SEPTEMBER 18th, 2006

ISSUE NO.1

Web Review: Zen Guitar

The homepage of zenguitar.com reads:

The Zen Guitar Dojo is the living vision of musician, author, composer and teacher Philip Toshio Sudo. The Zen Guitar Dojo is a place to be.
Based on the spirit and principles of the Japanese dojo, it is a participatory community that seeks to elevate the human spirit through music. The Zen Guitar Dojo is a gathering place for artists who want to explore the possibilities of cyberspace under the umbrella of the Zen Guitar philosophy. Join in!

What brought me to zenguitar.com was a websearch about "First Guitar Lessons." In researching an article for next week's issue of Guitar Pedagogy, I wanted to see what other sites proposed for the first session with a guitar student. I stumbled the highlight of The Zen Guitar Dojo: the "Lessons" page.

From Tiny Guitar Flea to Zen Guitar Master

Clearly, zenguitar.com was conceived as an open forum in which contributors would offer suggestions for how to reach guitar enlightenment. Each article would be catalogued according to difficulty, and after enough articles arrived, they could be organized and compiled into a Zen Guitar method that would start at beginner level and advance all the way to Zen Guitar master.

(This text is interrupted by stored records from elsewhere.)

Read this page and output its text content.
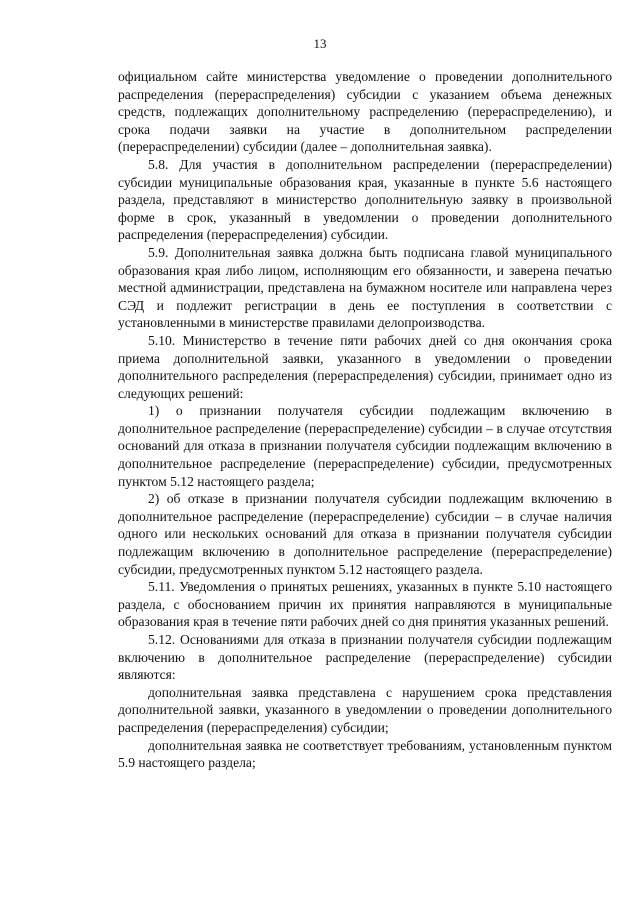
13

официальном сайте министерства уведомление о проведении дополнительного распределения (перераспределения) субсидии с указанием объема денежных средств, подлежащих дополнительному распределению (перераспределению), и срока подачи заявки на участие в дополнительном распределении (перераспределении) субсидии (далее – дополнительная заявка).

5.8. Для участия в дополнительном распределении (перераспределении) субсидии муниципальные образования края, указанные в пункте 5.6 настоящего раздела, представляют в министерство дополнительную заявку в произвольной форме в срок, указанный в уведомлении о проведении дополнительного распределения (перераспределения) субсидии.

5.9. Дополнительная заявка должна быть подписана главой муниципального образования края либо лицом, исполняющим его обязанности, и заверена печатью местной администрации, представлена на бумажном носителе или направлена через СЭД и подлежит регистрации в день ее поступления в соответствии с установленными в министерстве правилами делопроизводства.

5.10. Министерство в течение пяти рабочих дней со дня окончания срока приема дополнительной заявки, указанного в уведомлении о проведении дополнительного распределения (перераспределения) субсидии, принимает одно из следующих решений:

1) о признании получателя субсидии подлежащим включению в дополнительное распределение (перераспределение) субсидии – в случае отсутствия оснований для отказа в признании получателя субсидии подлежащим включению в дополнительное распределение (перераспределение) субсидии, предусмотренных пунктом 5.12 настоящего раздела;

2) об отказе в признании получателя субсидии подлежащим включению в дополнительное распределение (перераспределение) субсидии – в случае наличия одного или нескольких оснований для отказа в признании получателя субсидии подлежащим включению в дополнительное распределение (перераспределение) субсидии, предусмотренных пунктом 5.12 настоящего раздела.

5.11. Уведомления о принятых решениях, указанных в пункте 5.10 настоящего раздела, с обоснованием причин их принятия направляются в муниципальные образования края в течение пяти рабочих дней со дня принятия указанных решений.

5.12. Основаниями для отказа в признании получателя субсидии подлежащим включению в дополнительное распределение (перераспределение) субсидии являются:

дополнительная заявка представлена с нарушением срока представления дополнительной заявки, указанного в уведомлении о проведении дополнительного распределения (перераспределения) субсидии;

дополнительная заявка не соответствует требованиям, установленным пунктом 5.9 настоящего раздела;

The Reality of Zen in Cyberspace

Unfortunately, the contributions are not always up to speed. Each entry is still marked according to its difficulty, but this entry appears to be arbitrary (apparently selected by the contributor). Worse than that is the fact that the "lessons" are often unfocused and even, in some cases, out of place (like "Four Steps to Improvisation," by Louis Greene, which just instructs the reader to learn scales and arpeggios; what's so Zen about that?). A few seem to be honest attempts at teaching the guitar in a relaxed, vaguely "zen" kind of way. "Including the Other Hand," by Velma The Fischwire, is actually a nice article about hand coordination and practicing (although it's clearly cut and pasted from another source, as she talks about "last month" and "this month"). Unfortunately, most of the other articles fall in the range of the sappy jam-band guitarist who just wants to "get really out there, man." There are occasionally some interesting suggestions, but they are never really followed through.

Ah! Master has hidden the stone elsewhere!

Perhaps the most valuable thing about the "Lessons" page is that it makes a great link site to other useful guitar articles. Some authors, like Justin Sandercoe, pitch their own sites, while others give tips about things they've seen elsewhere. It beats going to a link site and sifting through the "500 Best Guitar Solo Sites on the Web."

The Really Good Stuff is in Our DVD...

In addition to "lessons" about playing the guitar, the site explores other "possibilities of cyberspace." Like, uh...marketing, for example. Indeed, I was disappointed to see how much of the website is nothing more than an advertisement for the publications and recordings of recently deceased guitar guru Philip Toshio Sudo.

The Bach of Zen Guitar Mastery

Apparently, Sudo's major contribution to the music world is a composition called "One Sound One Song," a piece which

"consists of 12 basic themes that can be woven together organically, depending on [the] mood of the player and the moment, and played for any length of time."

The piece is also apparently a learning tool, a new-age "Well-Tempered Clavier" for the guitar, if you will, since each of the 12 twelve themes focuses on a different aspect of guitar playing.

Don't Sweat the Content, Young Pupil

On reading this, I'm intrigued; if nothing else, it could be a really interesting improv piece. Unfortunately, The Zen Guitar Dojo doesn't seem to have much more to offer - the link to hear a sample brings me to the page for one of Sudo's recordings, but there's no audio sample there. Another link brings me back where I was...Hmm.

It's Only Hypothetical...

Then I notice some troubling grammatical formations: the article on "One Sound One Song" keeps saying Zen Guitar could do this and could do that. It's starting to look more like a grant proposal than a finished product.

The End is at the Beginning

After all this I return to the "Lessons" page, which greets me like a breath of fresh air. After wading through a couple of duds like "In Tune With Yourself" and "How to Play Sexy," I find a link to Steve Vai's website, and find true happiness.